Plasticity of T-type Ca²⁺ channels represents a radical new concept in hippocampal epileptogenesis. However, caution is warranted. Although this is a careful quantitative analysis with statistical comparisons across large numbers of CA1 pyramidal cells, the authors have not completely characterized the Ca²⁺ current by using biophysical techniques (particularly studies of steady-state inactivation) or with selective pharmacologic antagonists. It would have been interesting to know whether the current is sensitive to ethosuximide (ESM), which is believed to act, at least in part, through blockade of T-type Ca²⁺ channels (2). (Of course if ESM were to be effective, one would wonder why it does not protect against temporal lobe seizures!) It also would be important to know if the changes in Ca²⁺ current parallel the gradual increase in seizure susceptibility. Ultimately, full acceptance of this study will require confirmation with complementary approaches of increased expression or functional activity of molecularly defined T-type Ca²⁺ channel subunits (specifically the highly Ni²⁺-sensitive α_1H subunit).

This article highlights some key challenges faced in attempts to study the cellular physiology of epileptogenesis. Prominent among these is the extensive loss of CA1 pyramidal cells, which has been well documented in the pilocarpine model and also observed in tissue obtained at surgery from people with intractable temporal lobe epilepsy. Could the results of Su et al. be due to selective dropout of nonbursting neurons rather than an increase in Ca²⁺ channel–rich bursting cells? The problem of understanding the basis of epileptogenesis also is made dramatically more difficult by the possibility that several different mechanisms may be operating together. Among the changes reported in the CA1 area in the pilocarpine model (and others) are decreased synaptic inhibition, increased N-methyl-D-aspartate (NMDA) receptor function and new recurrent excitatory circuits. Defining the importance of each is difficult, particularly because there are likely to be interactions among the various effects. Recognition of this complexity will certainly be a theme in future mechanistic studies in experimental epilepsy research.
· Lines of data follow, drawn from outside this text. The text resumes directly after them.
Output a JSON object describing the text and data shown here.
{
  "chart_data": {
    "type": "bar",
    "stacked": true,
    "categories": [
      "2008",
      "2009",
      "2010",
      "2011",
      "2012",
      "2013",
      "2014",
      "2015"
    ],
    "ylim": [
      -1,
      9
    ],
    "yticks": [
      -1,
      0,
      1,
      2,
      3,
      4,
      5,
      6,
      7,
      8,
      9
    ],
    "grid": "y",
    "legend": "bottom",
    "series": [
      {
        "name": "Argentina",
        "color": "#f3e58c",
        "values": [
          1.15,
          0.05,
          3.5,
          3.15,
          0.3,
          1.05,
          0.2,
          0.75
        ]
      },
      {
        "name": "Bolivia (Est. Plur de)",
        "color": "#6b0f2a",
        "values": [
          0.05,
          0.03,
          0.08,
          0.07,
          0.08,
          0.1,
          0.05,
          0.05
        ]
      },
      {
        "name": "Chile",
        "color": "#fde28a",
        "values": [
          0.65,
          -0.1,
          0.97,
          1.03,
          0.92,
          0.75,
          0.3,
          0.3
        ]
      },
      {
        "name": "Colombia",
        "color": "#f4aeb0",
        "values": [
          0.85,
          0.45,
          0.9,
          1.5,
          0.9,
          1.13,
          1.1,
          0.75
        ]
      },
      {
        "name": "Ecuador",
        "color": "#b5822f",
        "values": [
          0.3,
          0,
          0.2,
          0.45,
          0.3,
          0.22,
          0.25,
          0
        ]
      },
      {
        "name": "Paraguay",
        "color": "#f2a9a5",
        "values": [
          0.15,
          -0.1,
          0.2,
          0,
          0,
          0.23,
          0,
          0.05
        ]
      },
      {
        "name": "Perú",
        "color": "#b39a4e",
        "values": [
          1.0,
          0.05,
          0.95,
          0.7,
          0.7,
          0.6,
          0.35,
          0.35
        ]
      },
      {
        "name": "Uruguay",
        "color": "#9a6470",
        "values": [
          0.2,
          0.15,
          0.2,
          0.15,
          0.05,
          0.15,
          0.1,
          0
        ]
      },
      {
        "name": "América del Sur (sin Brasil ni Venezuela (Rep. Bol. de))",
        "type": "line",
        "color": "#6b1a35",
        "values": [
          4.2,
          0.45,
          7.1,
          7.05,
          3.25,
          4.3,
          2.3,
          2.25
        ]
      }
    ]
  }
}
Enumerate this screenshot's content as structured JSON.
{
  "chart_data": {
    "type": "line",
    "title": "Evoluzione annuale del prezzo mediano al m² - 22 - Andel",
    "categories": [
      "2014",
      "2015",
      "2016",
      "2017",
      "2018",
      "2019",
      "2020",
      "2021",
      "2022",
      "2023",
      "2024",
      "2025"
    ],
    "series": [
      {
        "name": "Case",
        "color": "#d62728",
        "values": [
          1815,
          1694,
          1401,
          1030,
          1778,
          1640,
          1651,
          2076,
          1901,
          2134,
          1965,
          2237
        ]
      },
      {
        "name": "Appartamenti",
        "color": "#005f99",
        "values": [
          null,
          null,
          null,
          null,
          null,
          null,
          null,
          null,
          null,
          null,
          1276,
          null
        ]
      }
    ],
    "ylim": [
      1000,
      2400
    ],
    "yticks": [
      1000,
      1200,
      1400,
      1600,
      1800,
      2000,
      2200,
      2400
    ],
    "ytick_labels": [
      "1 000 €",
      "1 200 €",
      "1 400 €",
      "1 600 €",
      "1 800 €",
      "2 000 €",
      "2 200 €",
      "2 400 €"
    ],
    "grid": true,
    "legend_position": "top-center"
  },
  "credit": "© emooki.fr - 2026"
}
Decades ago, epileptologists debated whether focal epilepsy is a disorder of neurons or a derangement of neural circuits (3). This article reminds us that the debate is still not settled. Whereas there has been a tendency to focus on circuit properties in recent years, the pendulum may be swinging back, and the “epileptic neuron” theorists may again be a large part of the discussion in the future.